Let’s turn this question on its head and find out whether walking on a treadmill may actually be good for your knees rather than bad! There are many benefits associated with walking more, studies have repeatedly shown that walking 10,000 steps per day can help you to lose excess body fat and more importantly, keep that weight off. 

Walking can lead to weight loss, which can in turn take pressure off your knees. Sadly, the more we weigh, the more pressure we put on our joints. What’s great about walking is that it is so accessible. Sure, there are people who can’t walk, but the majority of people can. Even the morbidly obese. Finding a way to increase your walking should be the first step (pun very much intended) for anyone who is looking lose weight and improve joint health.

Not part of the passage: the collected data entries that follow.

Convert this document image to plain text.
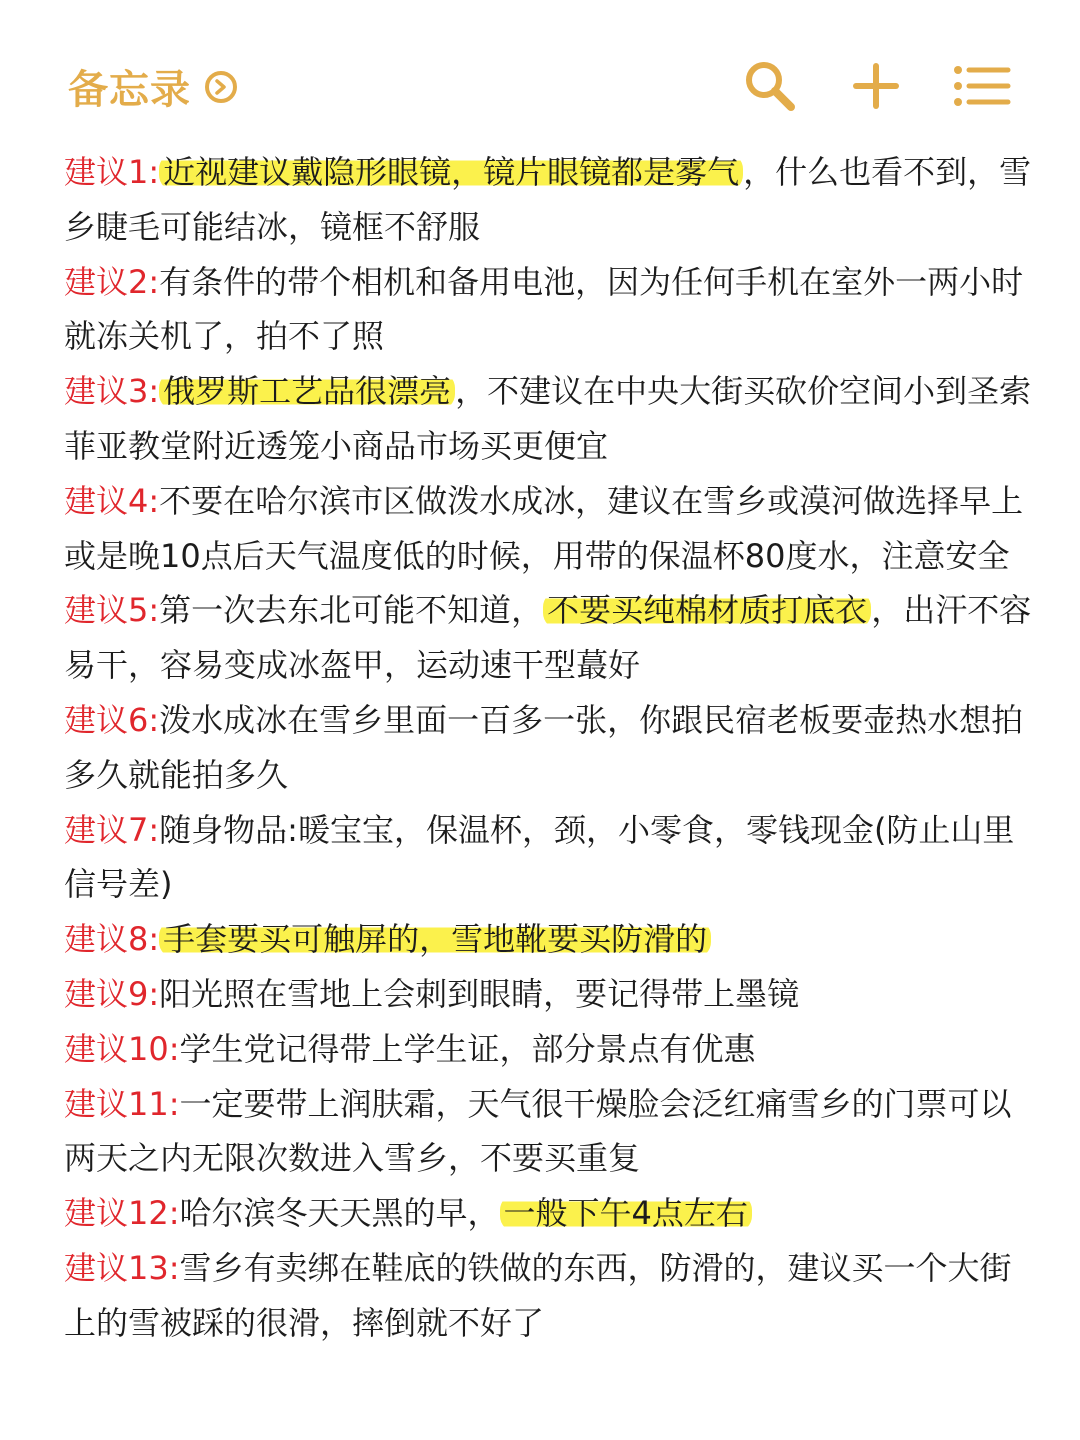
备忘录

建议1: 近视建议戴隐形眼镜，镜片眼镜都是雾气 ，什么也看不到，雪乡睫毛可能结冰，镜框不舒服

建议2:有条件的带个相机和备用电池，因为任何手机在室外一两小时就冻关机了，拍不了照

建议3: 俄罗斯工艺品很漂亮 ，不建议在中央大街买砍价空间小到圣索菲亚教堂附近透笼小商品市场买更便宜

建议4:不要在哈尔滨市区做泼水成冰，建议在雪乡或漠河做选择早上或是晚10点后天气温度低的时候，用带的保温杯80度水，注意安全

建议5:第一次去东北可能不知道， 不要买纯棉材质打底衣 ，出汗不容易干，容易变成冰盔甲，运动速干型蕞好

建议6:泼水成冰在雪乡里面一百多一张，你跟民宿老板要壶热水想拍多久就能拍多久

建议7:随身物品:暖宝宝，保温杯，颈，小零食，零钱现金(防止山里信号差)

建议8: 手套要买可触屏的，雪地靴要买防滑的

建议9:阳光照在雪地上会刺到眼睛，要记得带上墨镜

建议10:学生党记得带上学生证，部分景点有优惠

建议11:一定要带上润肤霜，天气很干燥脸会泛红痛雪乡的门票可以两天之内无限次数进入雪乡，不要买重复

建议12:哈尔滨冬天天黑的早， 一般下午4点左右

建议13:雪乡有卖绑在鞋底的铁做的东西，防滑的，建议买一个大街上的雪被踩的很滑，摔倒就不好了
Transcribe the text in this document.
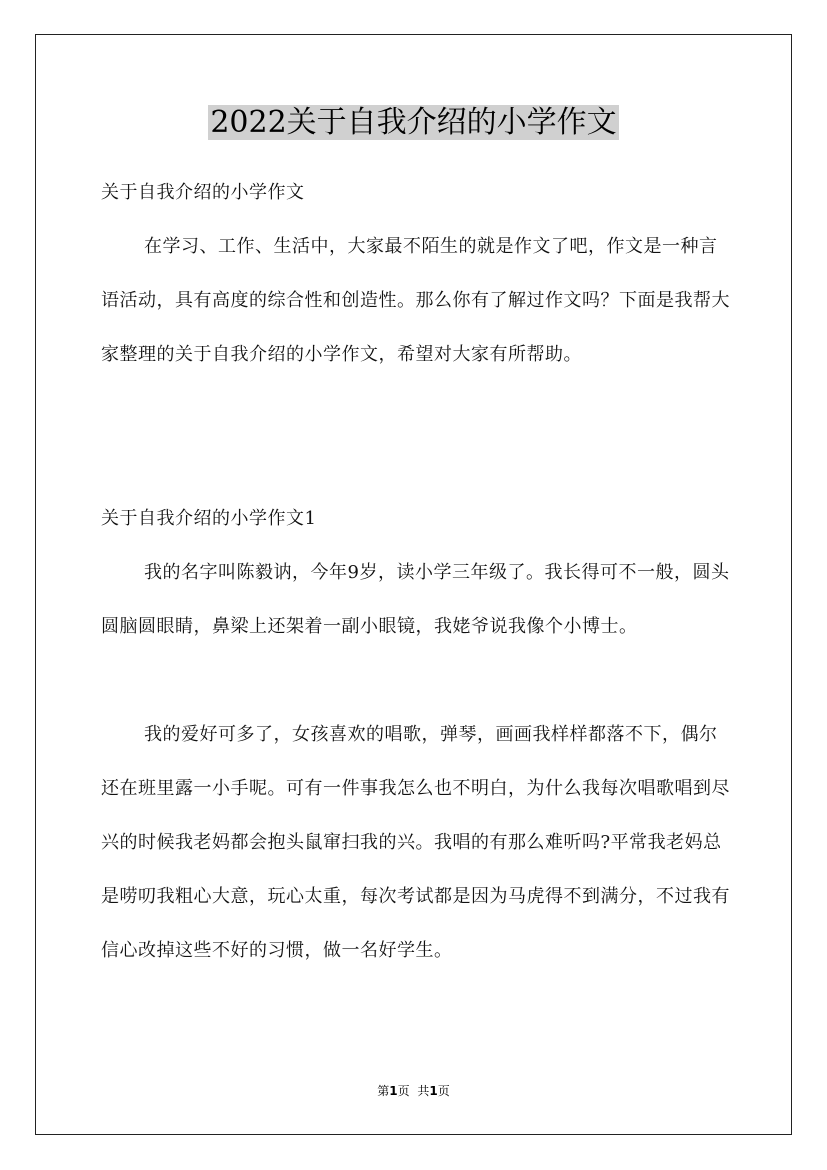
2022关于自我介绍的小学作文
关于自我介绍的小学作文
在学习、工作、生活中，大家最不陌生的就是作文了吧，作文是一种言语活动，具有高度的综合性和创造性。那么你有了解过作文吗？下面是我帮大家整理的关于自我介绍的小学作文，希望对大家有所帮助。
关于自我介绍的小学作文1
我的名字叫陈毅讷，今年9岁，读小学三年级了。我长得可不一般，圆头圆脑圆眼睛，鼻梁上还架着一副小眼镜，我姥爷说我像个小博士。
我的爱好可多了，女孩喜欢的唱歌，弹琴，画画我样样都落不下，偶尔还在班里露一小手呢。可有一件事我怎么也不明白，为什么我每次唱歌唱到尽兴的时候我老妈都会抱头鼠窜扫我的兴。我唱的有那么难听吗?平常我老妈总是唠叨我粗心大意，玩心太重，每次考试都是因为马虎得不到满分，不过我有信心改掉这些不好的习惯，做一名好学生。
第1页 共1页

Walking can also help to strengthen the muscles that surround the knees, as well as increasing bone density and improving joint health. Meaning that you can survive falls better and reduce your risk of injury.

So far, we have mentioned the benefits of walking, but this is walking that could be done inside or outside. Let’s look at some specific treadmill-related benefits, (of course, this will re-tread ground we’ve already covered earlier):

  • Treadmill allows you more control over stride length
  • Treadmill reduces the risk of falling, slipping, or colliding
  • Treadmill is used inside so no adverse weather conditions
  • Treadmills only travel in straight line – no risk of change of direction related injuries
  • Treadmills use an even surface

As you can see, not only are treadmills safe to use, they can actually help to improve knee health by increasing stability and strength. They are safer than walking outside, which is already a very low-risk form of exercise.

Final Thoughts

If you are considering purchasing a treadmill but have been put off by the worry that walking on a treadmill may be bad for your knees, then please relax. Walking on a treadmill is not bad for your knees, instead, it is good for them. There are so many other benefits too, walking on a treadmill can reduce stress levels, can inspire creative thought, and improve mood. 

It can also help to build lower body strength, strengthen your core, and help you to lose some body fat. There are cardiovascular benefits too. If you find the idea of exercising outside scary, or have little motivation to do so, then walking on a treadmill is a fantastic solution. You can do it while listening to a podcast, watching a tv show, or listening to music. You can do it during a storm, or during a heatwave. You can do it safely and you will reap the benefits.